VI. Earth Life Emergence: Development of Body, Brain, Selves and Societies
2. The Origins of Life
Schuster, Peter and Peter Stadler. Networks in Molecular Evolution. Complexity. 8/1, 2003. With a subtitle “A Common Theme at All Levels,” this paper claims that the way biochemicals evolved into organic complexity is by a hierarchy of autocatalytic systems.
Schwartzman, David and Charles Lineweaver. The Hyperthermophilic Origin of Life Revisited. Biochemical Society Transactions. 32/2, 2004. Since microorganisms are now found exist at temperatures exceeding 1200 C, the case for a hot biogenesis and widespread prevalence of life grows stronger.
Seckbach, Joseph, ed. Origins: Genesis, Evolution and Diversity of Life. Dordrecht: Kluwer Academic, 2004. Not yet seen, here is an excerpt from the publisher’s website. This new volume of "Origins: Genesis, Evolution and Biodiversity of Microbial Life in the Universe" is the sixth unit of the book series "Cellular Origins, Life in Extreme Habitats and Astrobiology" edited by Joseph Seckbach. Forty eminent scientists review their studies in the fields of Life from the beginning to the "Fact of Life." The history of Origin of Life and Astrobiology is well covered by these authors. Reviews cover the standard and alternative scenarios of the genesis of Life, while the chapters of "The First Cells" leading to the biodiversity and extremophiles of microbial Life.
Seoane, Luis and Ricard Sole. Information Theory, Predictability and the Emerge of Complex Life. Royal Society Open Science. February, 2018. MIT Center for Brains, Minds + Machines (Google) and ICREA-Complex Systems Lab, Universitat Pompeu Fabra, Barcelona polymaths propose a broader synthesis to help quantify and explain how genomic life came to evolve and arise by way of dynamic ecological interactivities.
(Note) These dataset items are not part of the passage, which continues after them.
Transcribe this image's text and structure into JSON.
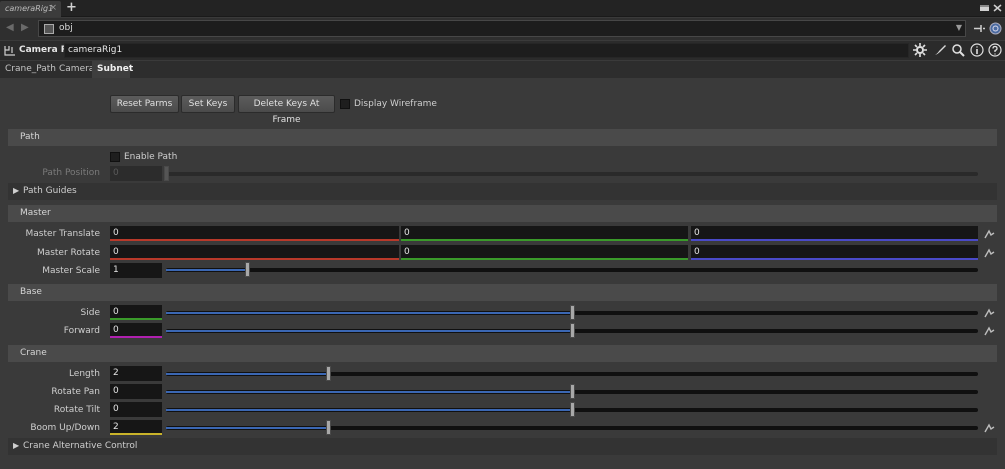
{
  "window": {
    "doc_tab": "cameraRig1",
    "doc_tab_close": "×",
    "new_tab": "+",
    "path": "obj"
  },
  "header": {
    "node_type": "Camera Rig",
    "node_name": "cameraRig1"
  },
  "tabs": [
    {
      "label": "Crane_Path"
    },
    {
      "label": "Camera"
    },
    {
      "label": "Subnet"
    }
  ],
  "toolbar": {
    "reset_parms": "Reset Parms",
    "set_keys": "Set Keys",
    "delete_keys": "Delete Keys At Frame",
    "display_wireframe": "Display Wireframe"
  },
  "path": {
    "section": "Path",
    "enable_path": "Enable Path",
    "path_position_label": "Path Position",
    "path_position_value": "0",
    "path_guides": "Path Guides"
  },
  "master": {
    "section": "Master",
    "translate_label": "Master Translate",
    "translate": [
      "0",
      "0",
      "0"
    ],
    "rotate_label": "Master Rotate",
    "rotate": [
      "0",
      "0",
      "0"
    ],
    "scale_label": "Master Scale",
    "scale_value": "1",
    "scale_slider_fraction": 0.1
  },
  "base": {
    "section": "Base",
    "side_label": "Side",
    "side_value": "0",
    "side_slider_fraction": 0.5,
    "forward_label": "Forward",
    "forward_value": "0",
    "forward_slider_fraction": 0.5
  },
  "crane": {
    "section": "Crane",
    "length_label": "Length",
    "length_value": "2",
    "length_slider_fraction": 0.2,
    "rotate_pan_label": "Rotate Pan",
    "rotate_pan_value": "0",
    "rotate_pan_slider_fraction": 0.5,
    "rotate_tilt_label": "Rotate Tilt",
    "rotate_tilt_value": "0",
    "rotate_tilt_slider_fraction": 0.5,
    "boom_label": "Boom Up/Down",
    "boom_value": "2",
    "boom_slider_fraction": 0.2,
    "alt_control": "Crane Alternative Control"
  },
  "colors": {
    "x_axis": "#b8392a",
    "y_axis": "#3a9a2a",
    "z_axis": "#4a4ac8",
    "slider_fill": "#3b67b3"
  },
  "icons": [
    "back-arrow-icon",
    "forward-arrow-icon",
    "pin-icon",
    "gear-icon",
    "brush-icon",
    "magnify-icon",
    "info-icon",
    "help-icon",
    "key-icon"
  ]
}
Despite the obvious advantage of simple life forms capable of fast replication, different levels of cognitive complexity have been achieved by living systems in terms of their potential to cope with environmental uncertainty. Against the inevitable cost associated with detecting environmental cues and responding to them in adaptive ways, we conjecture that the potential for predicting the environment can overcome the expenses associated with maintaining costly, complex structures. We present a minimal formal model grounded in information theory and selection, in which successive generations of agents are mapped into transmitters and receivers of a coded message. Our agents are guessing machines and their capacity to deal with environments of different complexity defines the conditions to sustain more complex agents. (Abstract)
Shapiro, Robert. A Simpler Origin for Life. Scientific American. June, 2007. The veteran NYU researcher moves beyond the Replicator First persuasion, via the sudden appearance of a large self-copying molecule, in favor of life’s metabolic dynamics as initially expressed by energy-driven networks of small molecules. By so doing, still another recognition that interrelations between objects are equally relevant is achieved. The journal article is paired with an interactive, longer online version. At this SA blog, reviewers can ask questions, some of which have been answered in print. A good example of how real science works as widely collaborative and in constant review.
Shapiro, Robert. Small Molecule Interactions were Central to the Origin of Life. Quarterly Review of Biology. 81/2, 2006. The New York University researcher highlights this feature towards the convergent understanding of how cellular organisms came to be.
I have provided only a framework, and not a specific recipe, to illustrate how a coupled free-energy source could initiate the process of self-organization in a complex mixture of organic monomers. (122)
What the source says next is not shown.